Haengbok? Ahahaha... Eopso!

Saat itu, aku nggak tahu harus gimana dan memang nggak ada yang bisa dilakukan. Bahkan, orang-orang disekitarku. Pun, si yang bersangkutan. Kenapa nasib kami begini? Mencari kambing hitam, aku menurutkan kronologi perbuatan kami. Apa yang salah di diri kami? Aku tentu bukan manusia suci. Tapi, hal fatal apa yang kuperbuat? Dan dia? Kutahu, sepertinya dia hampir sesat--atau pikiranku saja yang berpikir demikian. Dan di situlah pikiranku berhenti. Yang dikasihani, tak mau mengerti. Yang disayang, selalu menyerang. Aku pasrah, Mencuci tangan seakan hal itu tak pernah ada. Aku lelah berdebat dengan yang begituan. 
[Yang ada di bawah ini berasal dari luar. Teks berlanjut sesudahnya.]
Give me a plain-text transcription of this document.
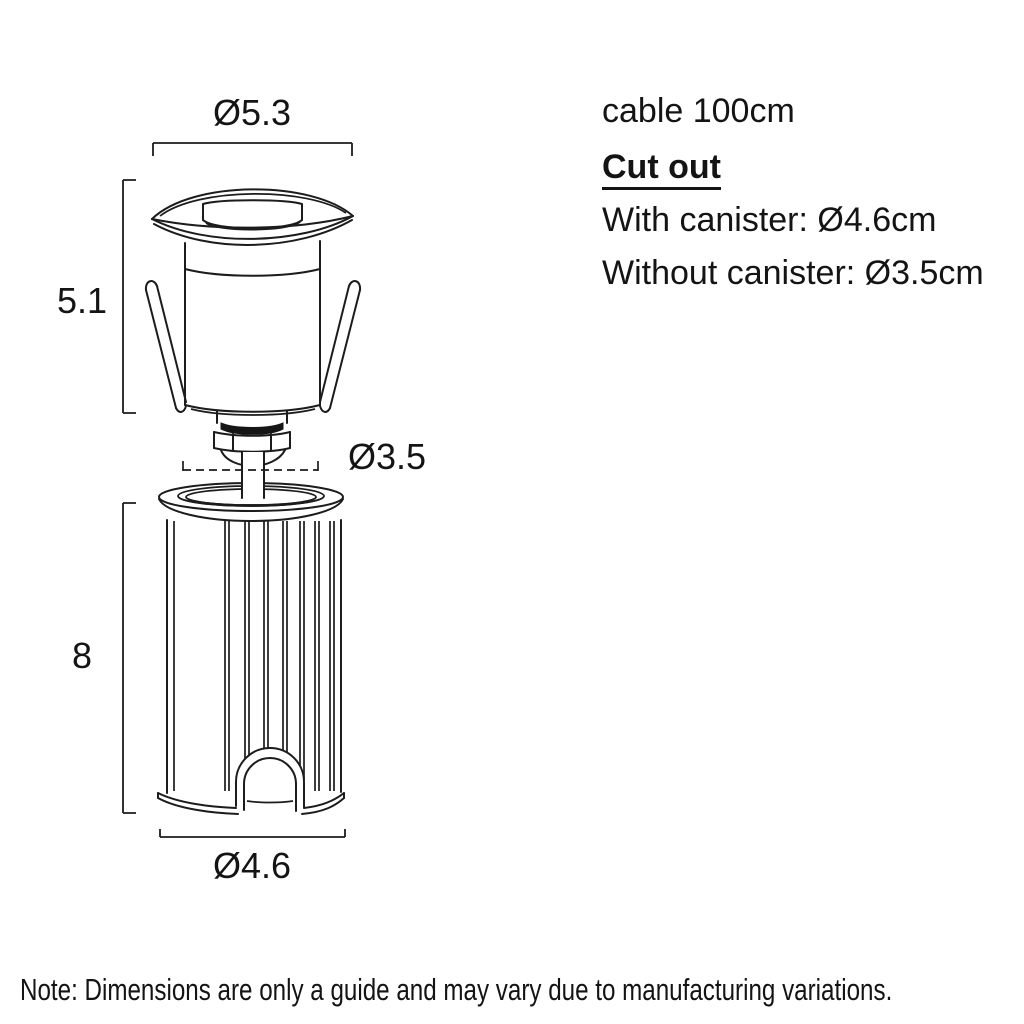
Ø5.3
5.1
Ø3.5
8
Ø4.6
cable 100cm
Cut out
With canister: Ø4.6cm
Without canister: Ø3.5cm
Note: Dimensions are only a guide and may vary due to manufacturing variations.
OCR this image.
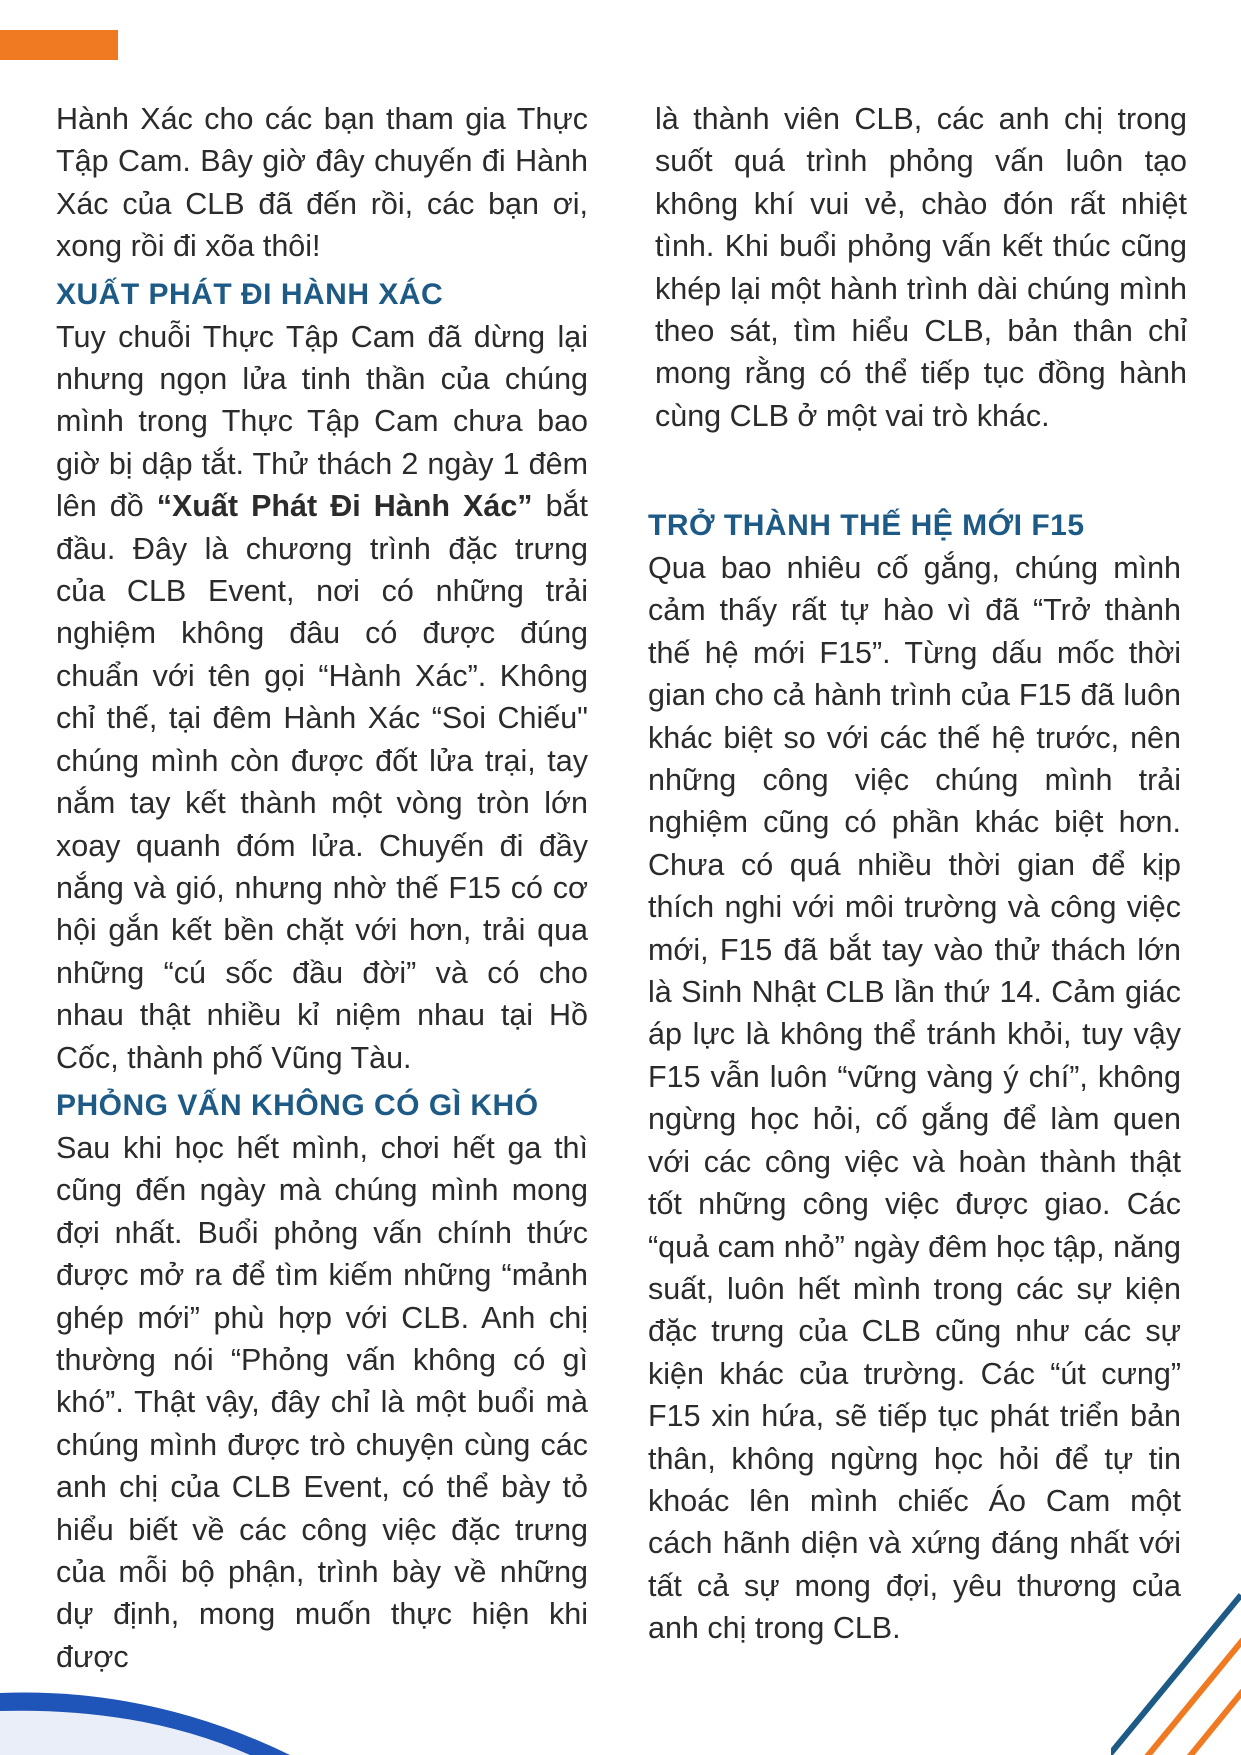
Hành Xác cho các bạn tham gia Thực Tập Cam. Bây giờ đây chuyến đi Hành Xác của CLB đã đến rồi, các bạn ơi, xong rồi đi xõa thôi!

XUẤT PHÁT ĐI HÀNH XÁC

Tuy chuỗi Thực Tập Cam đã dừng lại nhưng ngọn lửa tinh thần của chúng mình trong Thực Tập Cam chưa bao giờ bị dập tắt. Thử thách 2 ngày 1 đêm lên đồ “Xuất Phát Đi Hành Xác” bắt đầu. Đây là chương trình đặc trưng của CLB Event, nơi có những trải nghiệm không đâu có được đúng chuẩn với tên gọi “Hành Xác”. Không chỉ thế, tại đêm Hành Xác “Soi Chiếu" chúng mình còn được đốt lửa trại, tay nắm tay kết thành một vòng tròn lớn xoay quanh đóm lửa. Chuyến đi đầy nắng và gió, nhưng nhờ thế F15 có cơ hội gắn kết bền chặt với hơn, trải qua những “cú sốc đầu đời” và có cho nhau thật nhiều kỉ niệm nhau tại Hồ Cốc, thành phố Vũng Tàu.

PHỎNG VẤN KHÔNG CÓ GÌ KHÓ

Sau khi học hết mình, chơi hết ga thì cũng đến ngày mà chúng mình mong đợi nhất. Buổi phỏng vấn chính thức được mở ra để tìm kiếm những “mảnh ghép mới” phù hợp với CLB. Anh chị thường nói “Phỏng vấn không có gì khó”. Thật vậy, đây chỉ là một buổi mà chúng mình được trò chuyện cùng các anh chị của CLB Event, có thể bày tỏ hiểu biết về các công việc đặc trưng của mỗi bộ phận, trình bày về những dự định, mong muốn thực hiện khi được

là thành viên CLB, các anh chị trong suốt quá trình phỏng vấn luôn tạo không khí vui vẻ, chào đón rất nhiệt tình. Khi buổi phỏng vấn kết thúc cũng khép lại một hành trình dài chúng mình theo sát, tìm hiểu CLB, bản thân chỉ mong rằng có thể tiếp tục đồng hành cùng CLB ở một vai trò khác.

TRỞ THÀNH THẾ HỆ MỚI F15

Qua bao nhiêu cố gắng, chúng mình cảm thấy rất tự hào vì đã “Trở thành thế hệ mới F15”. Từng dấu mốc thời gian cho cả hành trình của F15 đã luôn khác biệt so với các thế hệ trước, nên những công việc chúng mình trải nghiệm cũng có phần khác biệt hơn. Chưa có quá nhiều thời gian để kịp thích nghi với môi trường và công việc mới, F15 đã bắt tay vào thử thách lớn là Sinh Nhật CLB lần thứ 14. Cảm giác áp lực là không thể tránh khỏi, tuy vậy F15 vẫn luôn “vững vàng ý chí”, không ngừng học hỏi, cố gắng để làm quen với các công việc và hoàn thành thật tốt những công việc được giao. Các “quả cam nhỏ” ngày đêm học tập, năng suất, luôn hết mình trong các sự kiện đặc trưng của CLB cũng như các sự kiện khác của trường. Các “út cưng” F15 xin hứa, sẽ tiếp tục phát triển bản thân, không ngừng học hỏi để tự tin khoác lên mình chiếc Áo Cam một cách hãnh diện và xứng đáng nhất với tất cả sự mong đợi, yêu thương của anh chị trong CLB.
Lambat laun, aku berusaha melupakan kejadian itu. Tapi, hubungan kami tidak membaik. Bahkan, hari fitri yang biasanya penuh kasih dan maaf, berjalan cepat dan canggung. Kata orang-orang aku sensi. Tapi, beginilah aku. Kami tak mempermasalahkan kejadian itu. Hanya hal lain yang kujadikan kambing hitam tadi yang menganggu. Dia, menyebalkan.
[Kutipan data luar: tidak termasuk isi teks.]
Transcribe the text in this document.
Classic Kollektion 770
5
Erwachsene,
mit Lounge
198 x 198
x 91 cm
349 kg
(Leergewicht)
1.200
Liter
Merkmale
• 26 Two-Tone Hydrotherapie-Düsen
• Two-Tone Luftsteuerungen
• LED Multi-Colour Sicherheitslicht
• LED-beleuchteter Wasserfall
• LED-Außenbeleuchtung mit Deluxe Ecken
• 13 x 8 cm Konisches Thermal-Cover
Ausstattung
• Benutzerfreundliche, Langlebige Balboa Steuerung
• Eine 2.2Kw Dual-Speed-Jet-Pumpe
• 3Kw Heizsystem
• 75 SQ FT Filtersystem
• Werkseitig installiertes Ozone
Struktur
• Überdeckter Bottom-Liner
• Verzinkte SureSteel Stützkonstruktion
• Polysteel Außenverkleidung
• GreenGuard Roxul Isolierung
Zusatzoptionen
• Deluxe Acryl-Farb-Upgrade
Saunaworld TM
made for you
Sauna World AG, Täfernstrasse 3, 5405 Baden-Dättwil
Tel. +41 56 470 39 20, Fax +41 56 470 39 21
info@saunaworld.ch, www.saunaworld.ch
Aku membuat dinding setinggi mungkin. Berusaha tak tersenyum menyaksikan kehadirannya. Berusaha menyadarkan dia dengan ketidakmampuanku. Dan aku menyerah. Aku punya masalah sendiri yang tak ada hubungannya dengan dia. Banyak dan tak habis-habis. Meski ya, tetap ada rasa bersalah untuknya. 
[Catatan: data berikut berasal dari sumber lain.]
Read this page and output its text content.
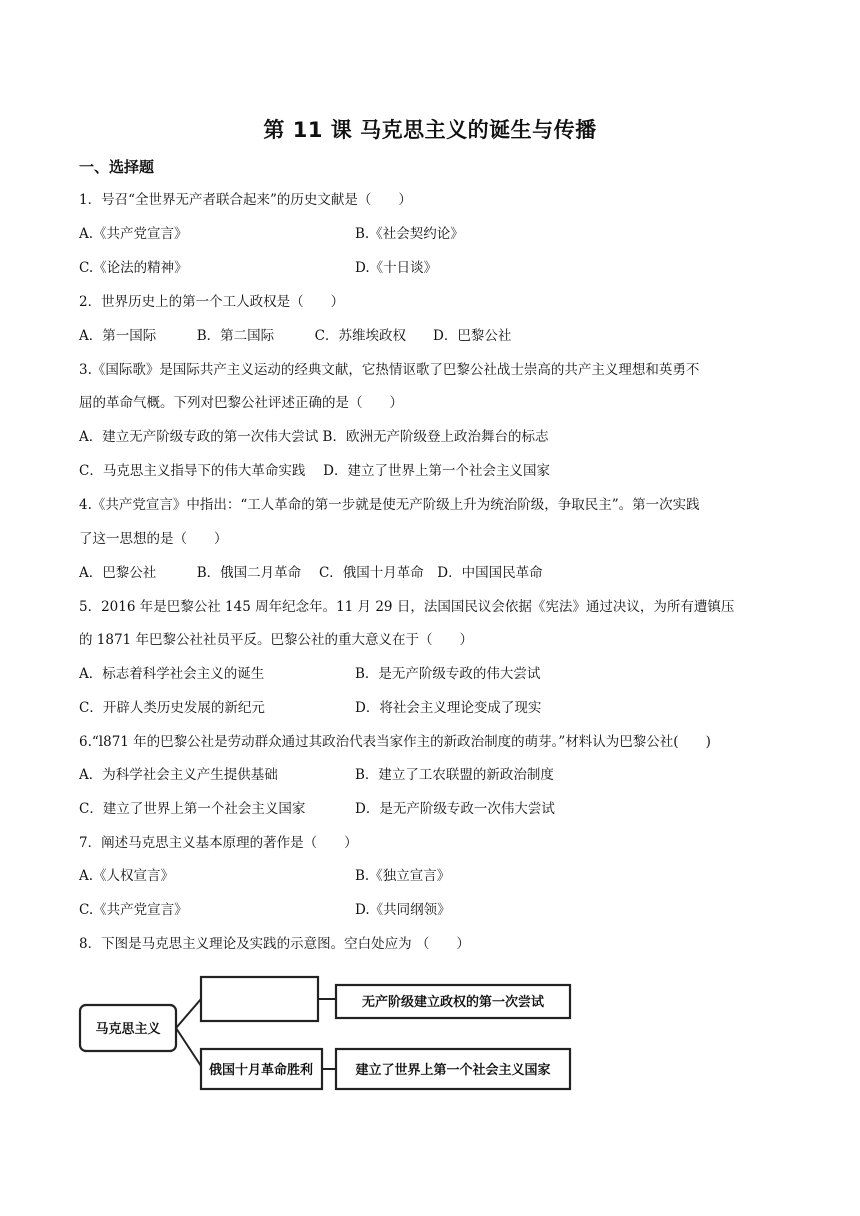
第 11 课 马克思主义的诞生与传播
一、选择题
1．号召“全世界无产者联合起来”的历史文献是（　　）
A.《共产党宣言》	B.《社会契约论》
C.《论法的精神》	D.《十日谈》
2．世界历史上的第一个工人政权是（　　）
A．第一国际　　　B．第二国际　　　C．苏维埃政权　　D．巴黎公社
3.《国际歌》是国际共产主义运动的经典文献，它热情讴歌了巴黎公社战士崇高的共产主义理想和英勇不
屈的革命气概。下列对巴黎公社评述正确的是（　　）
A．建立无产阶级专政的第一次伟大尝试 B．欧洲无产阶级登上政治舞台的标志
C．马克思主义指导下的伟大革命实践　 D．建立了世界上第一个社会主义国家
4.《共产党宣言》中指出：“工人革命的第一步就是使无产阶级上升为统治阶级，争取民主”。第一次实践
了这一思想的是（　　）
A．巴黎公社　　　B．俄国二月革命　 C．俄国十月革命　D．中国国民革命
5．2016 年是巴黎公社 145 周年纪念年。11 月 29 日，法国国民议会依据《宪法》通过决议，为所有遭镇压
的 1871 年巴黎公社社员平反。巴黎公社的重大意义在于（　　）
A．标志着科学社会主义的诞生	B．是无产阶级专政的伟大尝试
C．开辟人类历史发展的新纪元	D．将社会主义理论变成了现实
6.“l871 年的巴黎公社是劳动群众通过其政治代表当家作主的新政治制度的萌芽。”材料认为巴黎公社(　　)
A．为科学社会主义产生提供基础	B．建立了工农联盟的新政治制度
C．建立了世界上第一个社会主义国家	D．是无产阶级专政一次伟大尝试
7．阐述马克思主义基本原理的著作是（　　）
A.《人权宣言》	B.《独立宣言》
C.《共产党宣言》	D.《共同纲领》
8．下图是马克思主义理论及实践的示意图。空白处应为 （　　）
马克思主义
无产阶级建立政权的第一次尝试
俄国十月革命胜利	建立了世界上第一个社会主义国家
Suatu saat, setelah pertengkaran batin. Aku dan diriku sepakat untuk memulai lagi. Melepaskan yang hilang, dan untuk kesekian kalinya belajar ikhlas. Berharap segala hal buruk yang terjadi, tak pernah terulang. Dan segala hal yang seperti terulang ini, menjadi sebatas pengingat jika aku pernah menjadi pesakitan. Duniaku yang sekarang, yang sebenarnya tak jauh dengan saat itu, setidaknya harus lebih tegar. Meski rasa sakitnya tak pernah berkurang, setidaknya ini bukan yang pertama kali. Meski di tiap-tiap sakit itu ada serangan yang lebih mematikan, setidaknya aku sudah kuat. Berusaha menjadi kuat.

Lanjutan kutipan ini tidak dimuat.